Foreign Contributions Risk Unites Liberals, Conservatives
By Justin Miller | Jun 24, 2016
Campaign-finance deregulation has elevated the risk that foreign money will make its way into American elections, and this danger is emerging as a rare point of bipartisan agreement between liberals and conservatives.
The threat of foreign campaign contributions and how to stop it was the topic of a bipartisan forum at the Federal Election Commission to address how to ensure that foreign donors do not use corporations, “dark” money nonprofits, and shadowy limited liability corporations (LLCs) to funnel foreign money into American elections. The panel was convened by Democratic FEC commissioner Ellen Weintraub, and featured lawyers, campaign-finance experts, and watchdogs from both sides of the aisle.
Foreign money has long been banned in American elections on the grounds that this protects the country from political subversion of the national interest. But the growing deregulation of campaign-finance laws, combined with dwindling enforcement, has diminished accountability, watchdogs warn. Reform advocates voiced concern Thursday that this has made it all too easy for foreign money to find its way in.
The specter of that growing foreign influence is emerging as an area of common ground among liberals and conservatives, who are usually sharply divided on the issue of campaign financing. Panelists on both sides of the aisle at Thursday’s event brought up a slew of concerns, starting with the growing role of outside money in elections.

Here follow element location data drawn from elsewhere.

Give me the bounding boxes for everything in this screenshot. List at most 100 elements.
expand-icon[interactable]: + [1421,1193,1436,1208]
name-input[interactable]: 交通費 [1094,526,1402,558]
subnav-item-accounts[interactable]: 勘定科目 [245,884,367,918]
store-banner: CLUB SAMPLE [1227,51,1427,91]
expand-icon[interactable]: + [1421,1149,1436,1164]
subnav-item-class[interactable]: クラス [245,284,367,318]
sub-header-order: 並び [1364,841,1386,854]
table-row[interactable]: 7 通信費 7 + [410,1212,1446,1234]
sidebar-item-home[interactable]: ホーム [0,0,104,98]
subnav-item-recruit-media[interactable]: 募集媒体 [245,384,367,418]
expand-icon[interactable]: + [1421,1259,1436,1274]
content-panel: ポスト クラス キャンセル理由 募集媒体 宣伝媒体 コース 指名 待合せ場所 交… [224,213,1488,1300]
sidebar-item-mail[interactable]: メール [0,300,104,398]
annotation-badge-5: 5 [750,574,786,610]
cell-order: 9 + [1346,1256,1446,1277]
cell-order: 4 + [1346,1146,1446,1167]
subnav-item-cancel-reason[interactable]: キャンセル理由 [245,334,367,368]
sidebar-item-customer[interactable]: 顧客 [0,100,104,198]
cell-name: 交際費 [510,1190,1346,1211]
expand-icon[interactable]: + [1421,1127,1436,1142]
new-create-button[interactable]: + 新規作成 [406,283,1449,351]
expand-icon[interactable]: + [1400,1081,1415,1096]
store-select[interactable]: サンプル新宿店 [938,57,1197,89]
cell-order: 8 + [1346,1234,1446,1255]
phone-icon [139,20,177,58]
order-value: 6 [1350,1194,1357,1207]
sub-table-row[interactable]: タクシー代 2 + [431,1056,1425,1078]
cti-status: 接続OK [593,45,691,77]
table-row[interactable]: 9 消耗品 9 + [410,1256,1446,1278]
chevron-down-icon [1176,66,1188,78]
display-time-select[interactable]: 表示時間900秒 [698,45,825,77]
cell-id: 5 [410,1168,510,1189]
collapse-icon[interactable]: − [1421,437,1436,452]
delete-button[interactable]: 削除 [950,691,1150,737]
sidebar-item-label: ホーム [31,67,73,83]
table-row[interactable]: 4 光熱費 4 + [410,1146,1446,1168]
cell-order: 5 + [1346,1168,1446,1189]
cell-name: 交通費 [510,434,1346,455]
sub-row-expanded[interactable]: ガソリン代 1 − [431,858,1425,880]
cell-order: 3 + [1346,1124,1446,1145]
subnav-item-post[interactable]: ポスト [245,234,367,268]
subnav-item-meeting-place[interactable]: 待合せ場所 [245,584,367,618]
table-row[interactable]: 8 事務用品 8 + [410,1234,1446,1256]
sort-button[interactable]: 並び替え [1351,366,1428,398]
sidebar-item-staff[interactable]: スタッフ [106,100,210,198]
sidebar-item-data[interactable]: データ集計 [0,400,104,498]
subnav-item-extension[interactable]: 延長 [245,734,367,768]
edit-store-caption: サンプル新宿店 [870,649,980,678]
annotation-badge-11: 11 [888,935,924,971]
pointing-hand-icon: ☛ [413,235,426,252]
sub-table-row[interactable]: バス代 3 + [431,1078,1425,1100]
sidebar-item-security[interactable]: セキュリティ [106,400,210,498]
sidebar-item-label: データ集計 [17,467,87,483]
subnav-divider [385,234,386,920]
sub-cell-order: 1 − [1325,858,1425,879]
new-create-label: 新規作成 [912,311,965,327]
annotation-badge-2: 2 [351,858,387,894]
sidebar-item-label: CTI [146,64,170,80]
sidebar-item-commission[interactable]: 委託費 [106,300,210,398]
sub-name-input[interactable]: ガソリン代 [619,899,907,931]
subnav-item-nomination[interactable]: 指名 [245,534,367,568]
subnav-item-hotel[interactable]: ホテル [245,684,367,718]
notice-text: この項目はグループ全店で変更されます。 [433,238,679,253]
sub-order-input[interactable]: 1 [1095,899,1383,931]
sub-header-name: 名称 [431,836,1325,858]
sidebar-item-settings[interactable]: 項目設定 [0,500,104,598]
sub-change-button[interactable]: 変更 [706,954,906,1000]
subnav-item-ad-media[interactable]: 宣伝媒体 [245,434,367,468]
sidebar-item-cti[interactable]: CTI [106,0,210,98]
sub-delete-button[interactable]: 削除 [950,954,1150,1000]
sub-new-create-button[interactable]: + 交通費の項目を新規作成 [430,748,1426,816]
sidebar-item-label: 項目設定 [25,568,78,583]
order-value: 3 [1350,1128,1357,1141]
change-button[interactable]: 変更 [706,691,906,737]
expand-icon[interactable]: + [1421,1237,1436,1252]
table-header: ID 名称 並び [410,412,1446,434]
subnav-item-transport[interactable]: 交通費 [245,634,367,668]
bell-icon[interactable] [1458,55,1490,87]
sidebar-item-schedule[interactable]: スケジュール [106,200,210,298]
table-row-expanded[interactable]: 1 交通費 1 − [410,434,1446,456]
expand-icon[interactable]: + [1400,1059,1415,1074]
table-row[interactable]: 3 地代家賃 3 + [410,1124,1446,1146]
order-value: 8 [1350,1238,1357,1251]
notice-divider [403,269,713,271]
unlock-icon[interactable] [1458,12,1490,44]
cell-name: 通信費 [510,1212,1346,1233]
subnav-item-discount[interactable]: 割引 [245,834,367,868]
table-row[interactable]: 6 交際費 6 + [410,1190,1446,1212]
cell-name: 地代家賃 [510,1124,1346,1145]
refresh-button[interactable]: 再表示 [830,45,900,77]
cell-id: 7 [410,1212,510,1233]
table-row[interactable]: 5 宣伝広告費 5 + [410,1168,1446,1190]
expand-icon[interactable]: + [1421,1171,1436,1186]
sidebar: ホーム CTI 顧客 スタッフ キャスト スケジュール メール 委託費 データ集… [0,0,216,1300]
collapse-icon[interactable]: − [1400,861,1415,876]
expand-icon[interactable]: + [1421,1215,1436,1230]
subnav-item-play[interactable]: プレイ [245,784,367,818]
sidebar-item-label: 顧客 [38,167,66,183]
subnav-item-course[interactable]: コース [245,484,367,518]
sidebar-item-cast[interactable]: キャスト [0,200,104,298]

Outside money accounts for about 20 percent of all political money so far in the 2016 election, said Sheila Krumholz, executive director of the Center for Responsive Politics. And undisclosed, “dark” political spending could reach as much as $600 million this election cycle, she predicted. Moreover, weak disclosure laws have made it increasingly difficult to uncover the existence of foreign money in elections, Krumholz said.
But the risk that such money will run through corporate coffers is high, panelists said. For one, as companies have become increasingly globalized, they may no longer have singular domestic interests—something the Supreme Court did not address when it ruled in Citizens United that corporations are essentially people.
“Corporations are different than they used to be,” Norm Ornstein, a political scholar at the American Enterprise Institute, said at the forum. “Now we have corporate inversions; we have a vast expansion of foreign countries and entities buying U.S. companies and starting U.S. subsidiaries.”
While an individual American may have many different interests, Ornstein said, it’s broadly assumed that such a citizen will be loyal to the national interest. The same is not true for many corporations, he argued. “We’re going to have very serious scandals and questions over what is or isn’t in the national interest,” Ornstein said.
It’s no secret that companies see political contributions to U.S. elections as an investment—and foreign entities are no different. “People everywhere know that political investment is a tremendous investment,” said John Pudner, executive director of the conservative campaign-finance reform group Take Back Our Republic and a former political consultant.
The fact that foreign donations are illegal can have little impact in the highly lucrative political consulting industry, Pudner said. “There’s the temptation here, and there are the people willing to carry it out,” he said. The temptation of big commissions from large ad buys might make unscrupulous political consultants willing to turn a blind eye, said Pudner.
So how can foreign money be kept out?
Weintraub has proposed an FEC rulemaking that would require corporations making political contributions to verify that they are not using foreign money. The FCC already has a similar requirement in place for companies that want to obtain a federal broadcast license.
“Regardless of whether the perpetually deadlocked FEC takes action, lawyers may wish to think twice before signing off on corporate political giving or spending that they cannot guarantee comes entirely from legal sources,” Weintraub wrote in The New York Times back in March.
Pudner has also successfully lobbied more than 40 House conservatives to back a bill that would require federal candidates’ online contribution forms to disclose a three-digit credit card security code as well as a valid U.S. billing address, which he argues would close an easy loophole that allows foreign nationals to contribute to campaigns.
Panelists also cited robust disclosure of all political expenditures as a critical measure to ensure that foreign money stays out of American elections. However, disclosure legislation has in recent years fallen prey to partisan gridlock in Congress, amid Republican concern that disclosure mandates will lead to political targeting.
Meanwhile, it remains to be seen whether substantive action on foreign money can transcend partisan gridlock at the FEC.
“You don't lose money betting against action” at the FEC, Weintraub told Bloomberg BNA in an interview.